Muchos consideran que el cornejo japonés, este arbusto raro, es demasiado complicado, gelificantes, reservado para jardineros expertos. Que nenni... se puede comparar su cultivo con el de los magnolios asiáticos:
Le gusta:
- Los suelos ricos en humus, preferiblemente ácidos y profundos.
- Los suelos permeables que permanecen húmedos en verano pero nunca encharcados en invierno.
- Una exposición cálida, ligeramente tamizada al sur o al oeste, pero sin sol abrasador, especialmente en clima continental.
Si se cumplen todas estas condiciones, entonces se puede cultivar en cualquier parte de Francia, aunque tiene preferencia por los climas oceánicos, suaves y frescos. Como los magnolios, tolera muy bien el frío, es resistente hasta -20°C e incluso menos. Sin embargo, las heladas pueden dañar las yemas florales y suprimir completamente la floración algunos años, ¡pero no mata al arbusto!
Plántalo en un seto o aislado, en cualquier buen suelo de jardín ácido, pero sobre todo no calcáreo.

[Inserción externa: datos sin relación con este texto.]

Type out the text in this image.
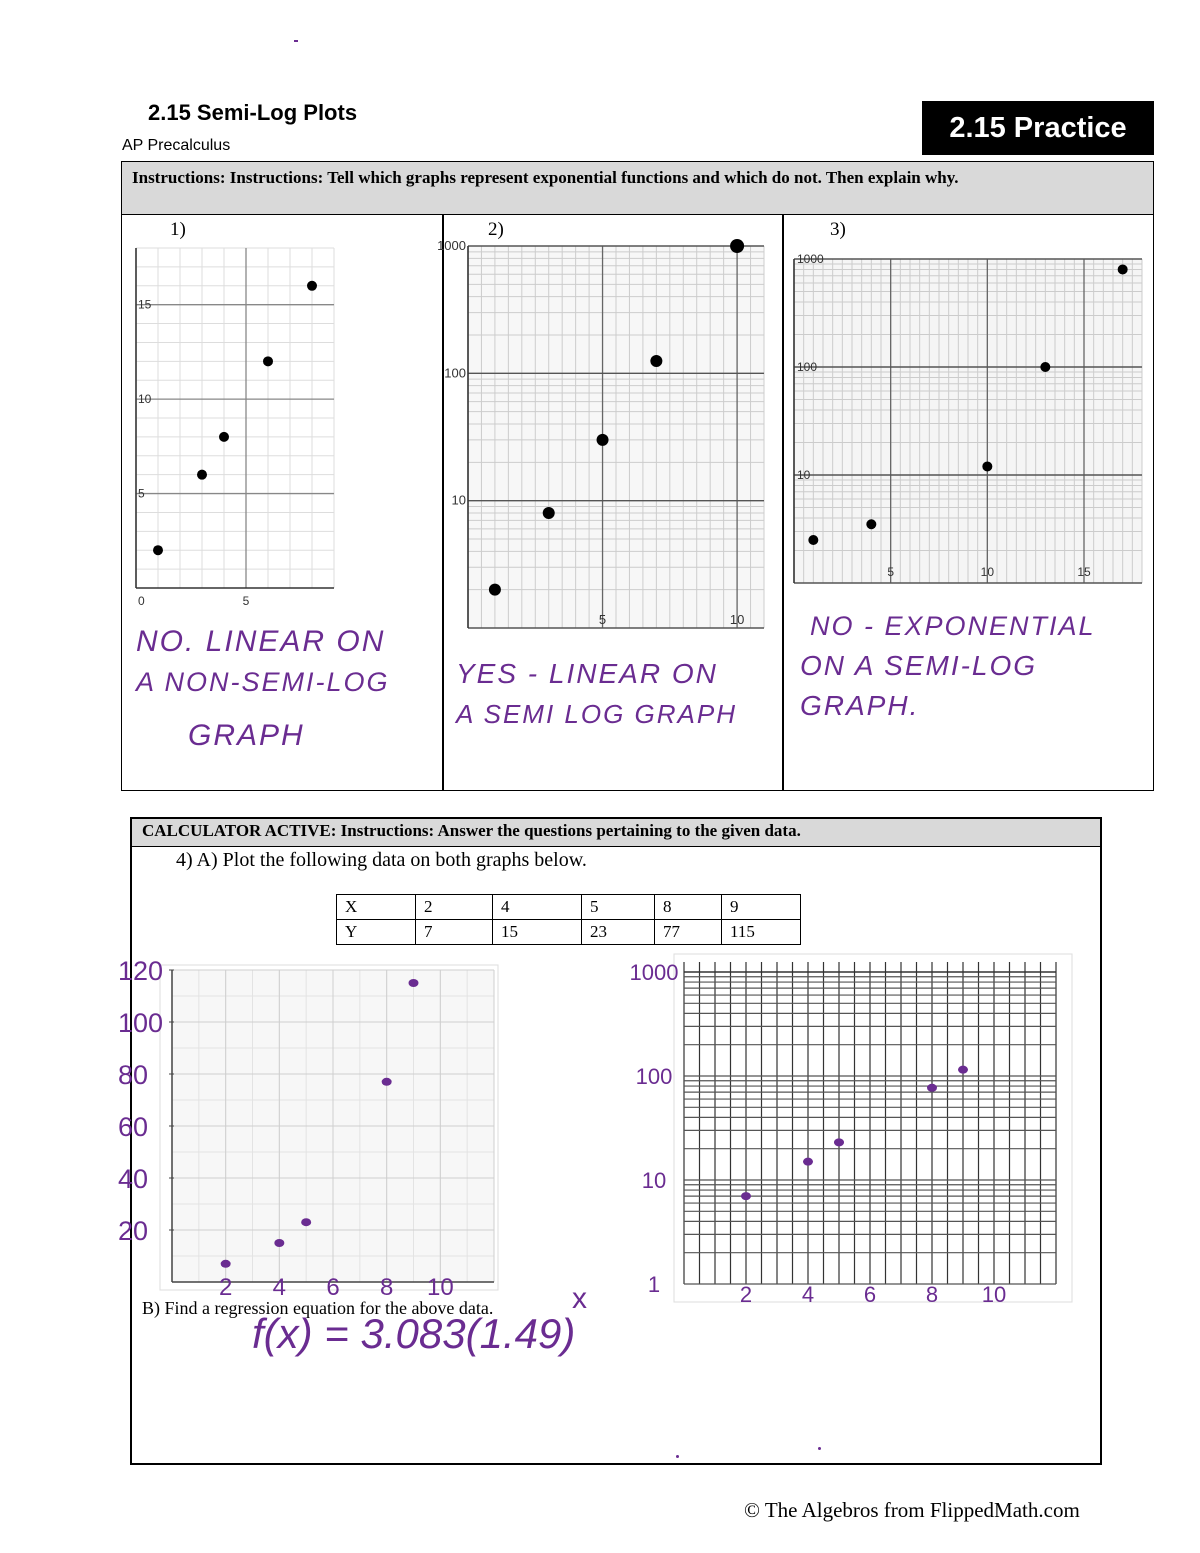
2.15 Semi-Log Plots
AP Precalculus
2.15 Practice
Instructions: Instructions: Tell which graphs represent exponential functions and which do not. Then explain why.
1)	2)	3)
0	5
15
10
5
1000
100
10
5	10
1000
100
10
5	10	15
NO. LINEAR ON
A NON-SEMI-LOG
GRAPH
YES - LINEAR ON
A SEMI LOG GRAPH
NO - EXPONENTIAL
ON A SEMI-LOG
GRAPH.
CALCULATOR ACTIVE: Instructions: Answer the questions pertaining to the given data.
4) A) Plot the following data on both graphs below.
X	2	4	5	8	9
Y	7	15	23	77	115
120
100
80
60
40
20
2 4 6 8 10
1000
100
10
1	2 4 6 8 10
B) Find a regression equation for the above data.
f(x) = 3.083(1.49)
x
© The Algebros from FlippedMath.com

Añade en el fondo del hoyo de plantación un abono orgánico rico en fósforo. Añade un buen tercio de compost de hojas a tu tierra vegetal y planta el cepellón al ras del collar, asegurándote de que esté húmedo. Riega abundantemente para apisonar la tierra y coloca un acolchado de mulch al pie de unos 10 cm de espesor para conservar la frescura y espaciar así los riegos indispensables el primer año.

Cornus kousa 'Satomi', una de las pocas especies con flores rosas
En clima oceánico, la plantación se puede realizar de mediados de febrero a mediados de mayo y de septiembre a noviembre. En clima continental, es preferible plantar en primavera, de mediados de marzo a mediados de mayo.
¿Y después? Habrá que esperar unos diez años para disfrutar plenamente del espectáculo, ¡pero qué espectáculo!